What is the main exam difference I need to remember for the ENCOR exam?

The key difference is that RADIUS combines authentication and authorization into one step and uses UDP, while TACACS+ separates all three AAA functions and uses TCP. Also, TACACS+ encrypts the entire packet, and RADIUS encrypts only the password.

Can I run both RADIUS and TACACS+ on the same server?

Yes. Cisco ISE (Identity Services Engine) supports both protocols simultaneously. You can configure one server to handle RADIUS for network access and TACACS+ for device management. This is a common enterprise setup.

Summary

RADIUS and TACACS+ are both AAA protocols used to control access to network resources, but they serve different purposes and have key technical differences. RADIUS is an open standard that uses UDP, encrypts only the password, and combines authentication with authorization into a single step. It is ideal for authenticating many users on network services like Wi-Fi, VPN, and wired network access.
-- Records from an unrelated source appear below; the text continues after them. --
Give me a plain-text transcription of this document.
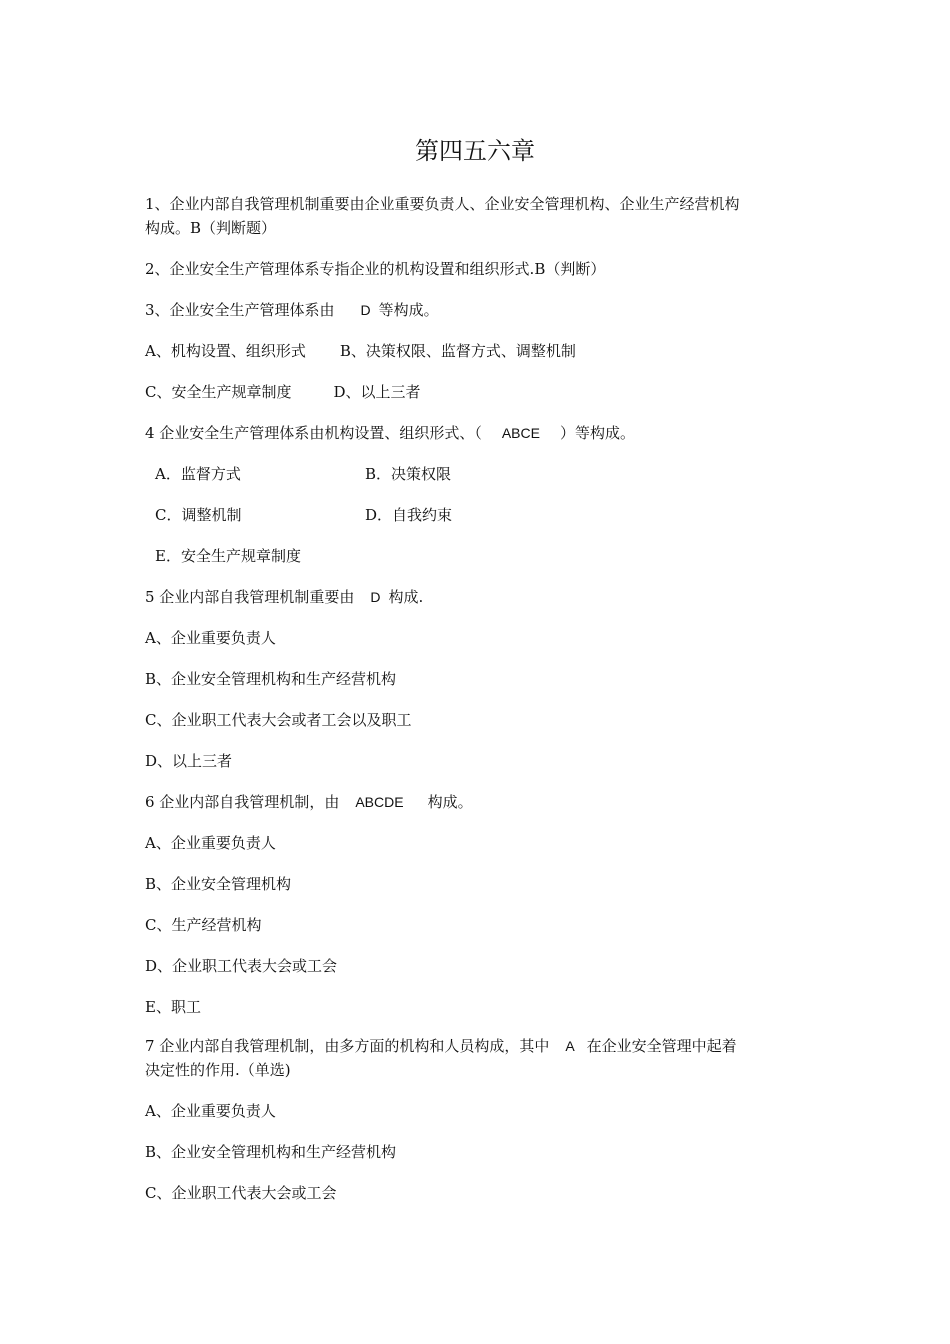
第四五六章
1、企业内部自我管理机制重要由企业重要负责人、企业安全管理机构、企业生产经营机构
构成。B（判断题）
2、企业安全生产管理体系专指企业的机构设置和组织形式.B（判断）
3、企业安全生产管理体系由 D 等构成。
A、机构设置、组织形式 B、决策权限、监督方式、调整机制
C、安全生产规章制度	D、以上三者
4 企业安全生产管理体系由机构设置、组织形式、（ ABCE ）等构成。
A．监督方式	B．决策权限
C．调整机制	D．自我约束
E．安全生产规章制度
5 企业内部自我管理机制重要由 D 构成.
A、企业重要负责人
B、企业安全管理机构和生产经营机构
C、企业职工代表大会或者工会以及职工
D、以上三者
6 企业内部自我管理机制，由 ABCDE 构成。
A、企业重要负责人
B、企业安全管理机构
C、生产经营机构
D、企业职工代表大会或工会
E、职工
7 企业内部自我管理机制，由多方面的机构和人员构成，其中 A 在企业安全管理中起着
决定性的作用.（单选)
A、企业重要负责人
B、企业安全管理机构和生产经营机构
C、企业职工代表大会或工会
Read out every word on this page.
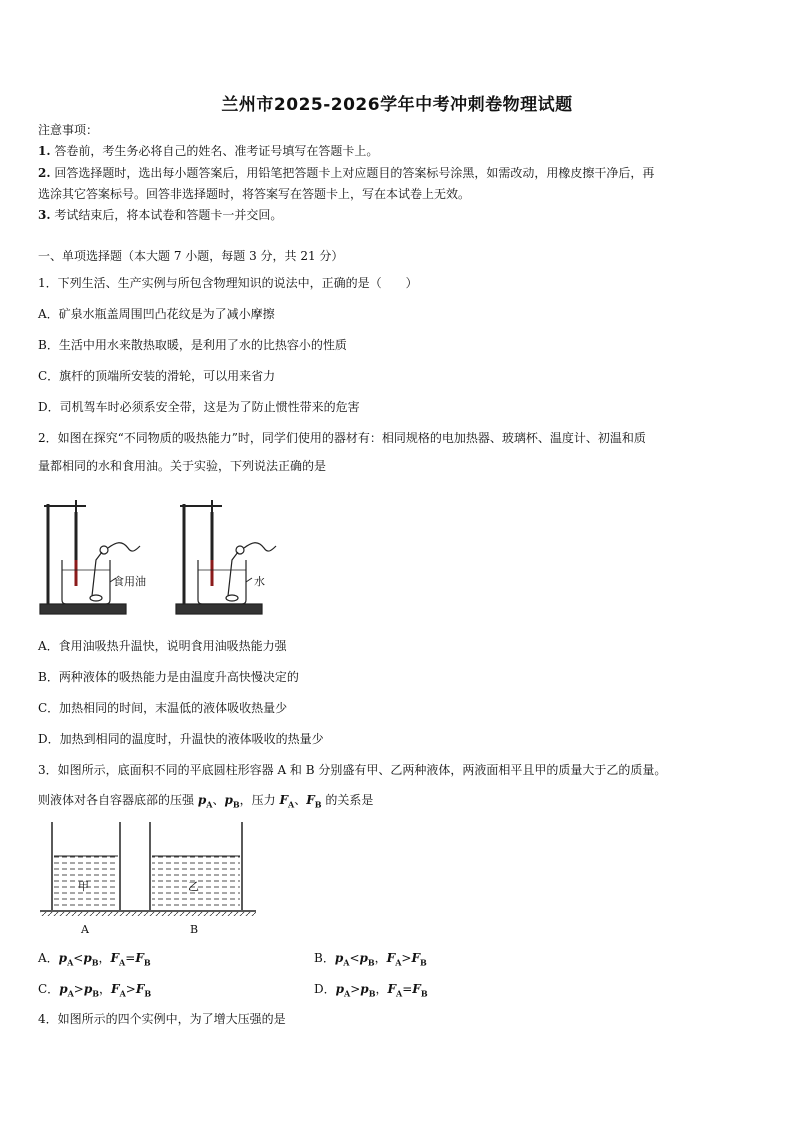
兰州市2025-2026学年中考冲刺卷物理试题
注意事项：
1. 答卷前，考生务必将自己的姓名、准考证号填写在答题卡上。
2. 回答选择题时，选出每小题答案后，用铅笔把答题卡上对应题目的答案标号涂黑，如需改动，用橡皮擦干净后，再
选涂其它答案标号。回答非选择题时，将答案写在答题卡上，写在本试卷上无效。
3. 考试结束后，将本试卷和答题卡一并交回。
一、单项选择题（本大题 7 小题，每题 3 分，共 21 分）
1．下列生活、生产实例与所包含物理知识的说法中，正确的是（　　）
A．矿泉水瓶盖周围凹凸花纹是为了减小摩擦
B．生活中用水来散热取暖，是利用了水的比热容小的性质
C．旗杆的顶端所安装的滑轮，可以用来省力
D．司机驾车时必须系安全带，这是为了防止惯性带来的危害
2．如图在探究“不同物质的吸热能力”时，同学们使用的器材有：相同规格的电加热器、玻璃杯、温度计、初温和质
量都相同的水和食用油。关于实验，下列说法正确的是
食用油	水
A．食用油吸热升温快，说明食用油吸热能力强
B．两种液体的吸热能力是由温度升高快慢决定的
C．加热相同的时间，末温低的液体吸收热量少
D．加热到相同的温度时，升温快的液体吸收的热量少
3．如图所示，底面积不同的平底圆柱形容器 A 和 B 分别盛有甲、乙两种液体，两液面相平且甲的质量大于乙的质量。
则液体对各自容器底部的压强 $p_A$、$p_B$，压力 $F_A$、$F_B$ 的关系是
甲	乙
A	B
A．$p_A<p_B$，$F_A=F_B$	B．$p_A<p_B$，$F_A>F_B$
C．$p_A>p_B$，$F_A>F_B$	D．$p_A>p_B$，$F_A=F_B$
4．如图所示的四个实例中，为了增大压强的是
TACACS+ is a Cisco-proprietary protocol that uses TCP, encrypts the entire packet, and separates authentication, authorization, and accounting into three distinct processes. It excels in device management scenarios where granular control over commands and detailed audit logs are required. For the CCNP ENCOR exam, you need to know these differences cold, including transport protocols, encryption methods, default ports, and the separation of AAA functions.

In practice, many enterprises deploy both protocols, using RADIUS for user network access and TACACS+ for securing and auditing administrative access to network devices. Understanding when and why to use each protocol is a fundamental skill for any network security professional.